Follow-up experiments were performed with ASK10 in order to optimize exposure for maximal DUX4-GFP activation. In a time-course study, Genea049-GFP myoblasts were exposed to 1uM of ASK10 for 0, 2, 6, 12, 24, and 48 hours in Stage 2, prior to myotube induction (Figure 6). 24 hours of compound treatment induced the highest DUX4-GFP expression, whereas 48 hours of exposure resulted in noticeable drug-induced cell death and therefore lower detectable events. The cell plating density of Genea049-GFP myoblasts before exposure to ASK10 also altered the detectable levels of DUX4-GFP by live cell imaging analysis (Figure 7). The highest plating density of cells (20,000 cells per well or 62,500 cells per cm2) yielded the greatest DUX4-GFP activation. In future studies, more concentrations of cells will be tested to further optimize density dependent DUX4-GFP activation. Overall, the discovery of novel DUX4-activating compounds not only generated a scalable and quantifiable hESC-derived chemical model of FSHD, but also helped identify potential nodes for therapeutic intervention for this devastating disease.

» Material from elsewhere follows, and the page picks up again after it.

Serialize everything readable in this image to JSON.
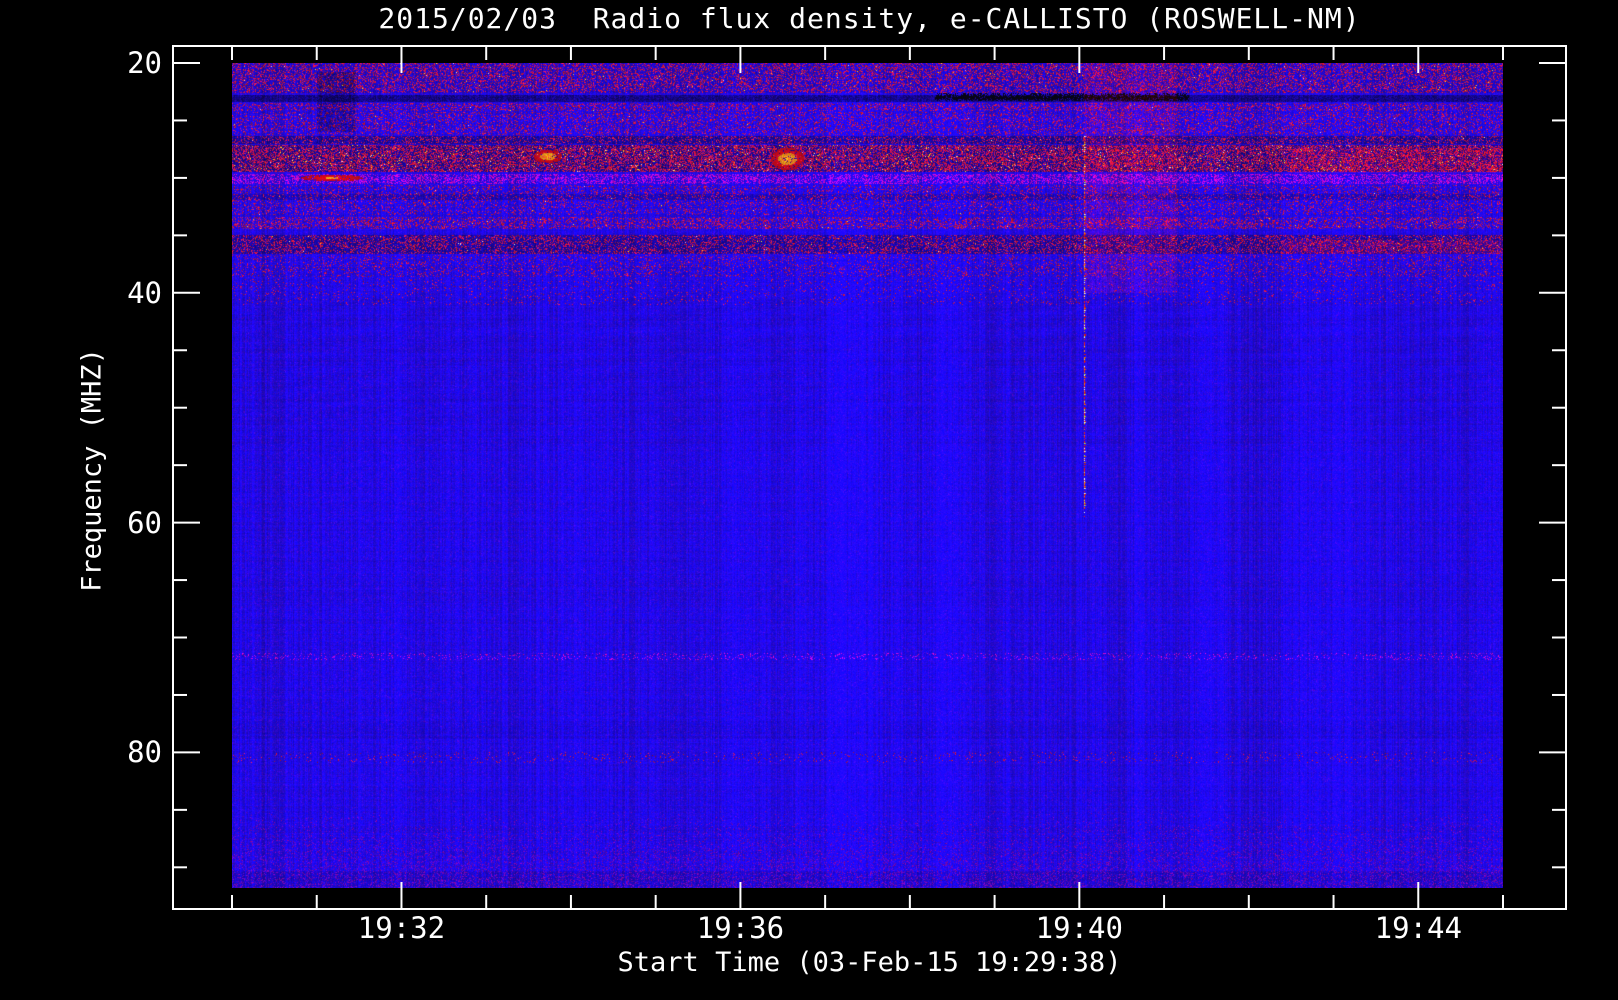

A panel of 14 genes whose expression level change has been documented as an FSHD phenotype was compiled from extensive literature searches of FSHD and DUX4-induced transcript quantification assays (Table 2). Now that conditions have been optimized for both Genea myotube formation and DUX4 activation using molecules targeting different regulatory pathways, we will apply the TruSeq method for gene expression analysis to measure how FSHD-associated gene changes are altered in FSHD and upon DUX4 activation in hESC-derived myogenic cells.

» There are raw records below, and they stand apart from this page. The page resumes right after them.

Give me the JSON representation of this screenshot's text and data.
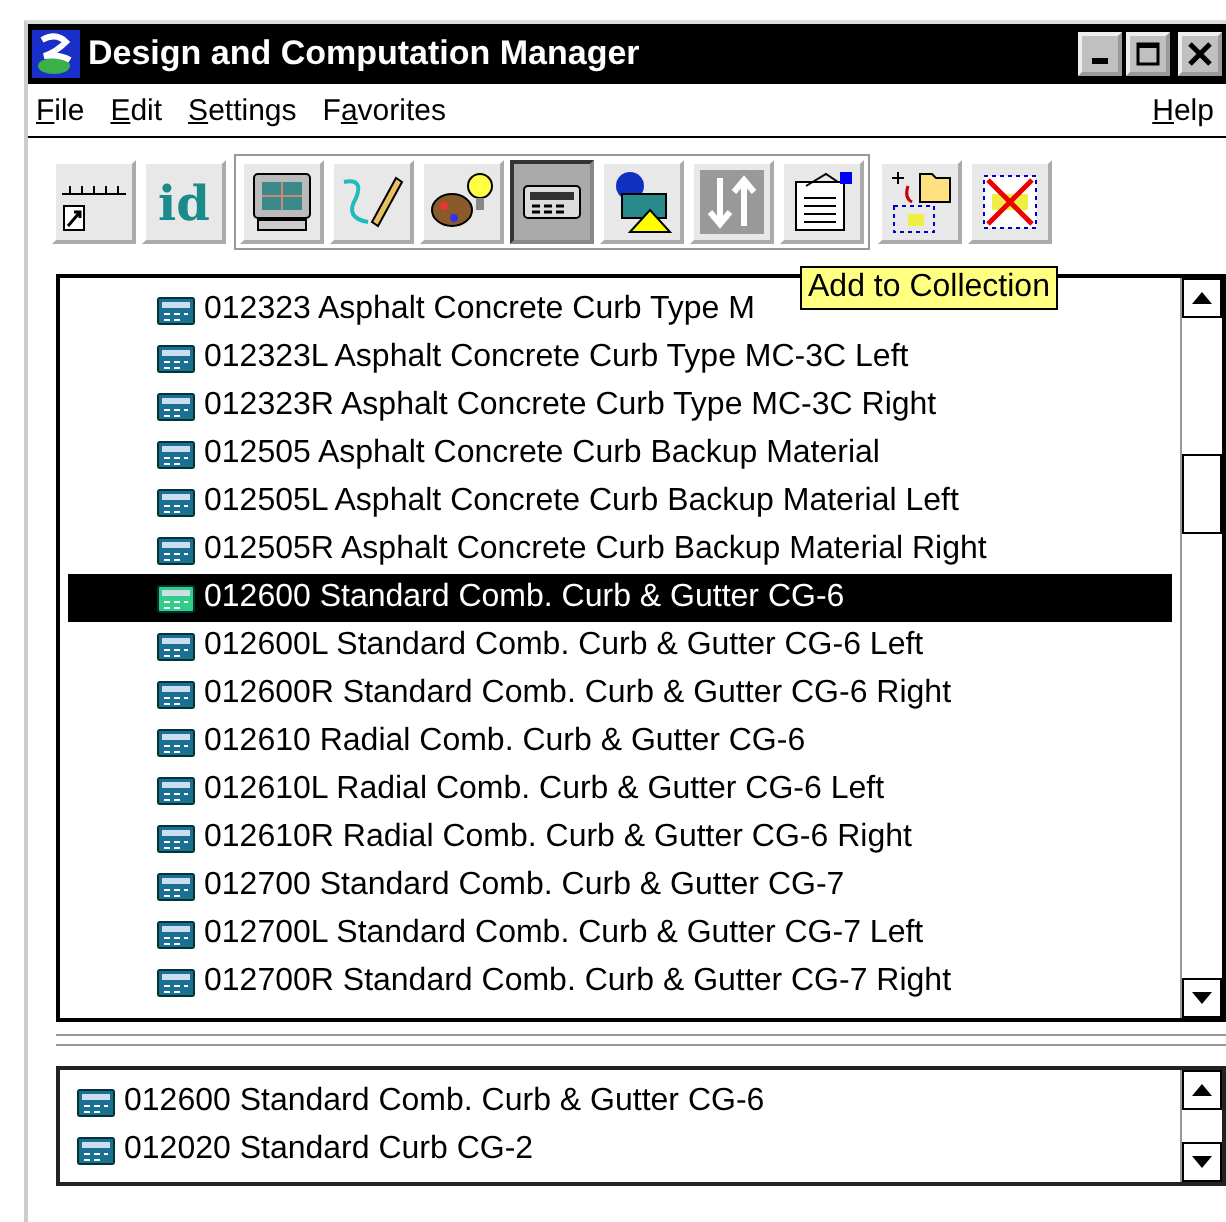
{
  "window": {
    "title": "Design and Computation Manager"
  },
  "menu": [
    {
      "key": "F",
      "after": "ile"
    },
    {
      "key": "E",
      "after": "dit"
    },
    {
      "key": "S",
      "after": "ettings"
    },
    {
      "before": "F",
      "key": "a",
      "after": "vorites"
    }
  ],
  "help_menu": {
    "key": "H",
    "after": "elp"
  },
  "toolbar": [
    {
      "kind": "ruler",
      "pressed": false
    },
    {
      "kind": "id",
      "label": "id",
      "pressed": false
    },
    {
      "kind": "monitor",
      "pressed": false
    },
    {
      "kind": "pencil",
      "pressed": false
    },
    {
      "kind": "palette",
      "pressed": false
    },
    {
      "kind": "calculator",
      "pressed": true
    },
    {
      "kind": "shapes",
      "pressed": false
    },
    {
      "kind": "arrows",
      "pressed": false
    },
    {
      "kind": "clipboard",
      "pressed": false
    },
    {
      "kind": "add",
      "pressed": false
    },
    {
      "kind": "delete",
      "pressed": false
    }
  ],
  "tooltip": "Add to Collection",
  "items": [
    {
      "label": "012323 Asphalt Concrete Curb Type M",
      "selected": false
    },
    {
      "label": "012323L Asphalt Concrete Curb Type MC-3C Left",
      "selected": false
    },
    {
      "label": "012323R Asphalt Concrete Curb Type MC-3C Right",
      "selected": false
    },
    {
      "label": "012505 Asphalt Concrete Curb Backup Material",
      "selected": false
    },
    {
      "label": "012505L Asphalt Concrete Curb Backup Material Left",
      "selected": false
    },
    {
      "label": "012505R Asphalt Concrete Curb Backup Material Right",
      "selected": false
    },
    {
      "label": "012600 Standard Comb. Curb & Gutter CG-6",
      "selected": true
    },
    {
      "label": "012600L Standard Comb. Curb & Gutter CG-6 Left",
      "selected": false
    },
    {
      "label": "012600R Standard Comb. Curb & Gutter CG-6 Right",
      "selected": false
    },
    {
      "label": "012610 Radial Comb. Curb & Gutter CG-6",
      "selected": false
    },
    {
      "label": "012610L Radial Comb. Curb & Gutter CG-6 Left",
      "selected": false
    },
    {
      "label": "012610R Radial Comb. Curb & Gutter CG-6 Right",
      "selected": false
    },
    {
      "label": "012700 Standard Comb. Curb & Gutter CG-7",
      "selected": false
    },
    {
      "label": "012700L Standard Comb. Curb & Gutter CG-7 Left",
      "selected": false
    },
    {
      "label": "012700R Standard Comb. Curb & Gutter CG-7 Right",
      "selected": false
    }
  ],
  "collection": [
    {
      "label": "012600 Standard Comb. Curb & Gutter CG-6"
    },
    {
      "label": "012020 Standard Curb CG-2"
    }
  ]
}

To date, efforts towards the development of a high-throughput, scalable FSHD myogenesis model for therapeutic screening have successfully yielded many important insights. This project’s scope yielded the establishment of a sensitive and quantifiable live cell imaging platform for DUX4 detection, adaptation of the reporter lines to the second generation muscle differentiation protocol, validation of reported chemically induced DUX4 expression, and identification of novel small molecule modulators of DUX4. Armed with these, we will continue our endeavors in FSHD therapeutic research by focusing on secondary assay development and testing of a TruSeq panel to monitor DUX4 target gene expression in FSHD and unaffected stem cell derived skeletal muscle cultures.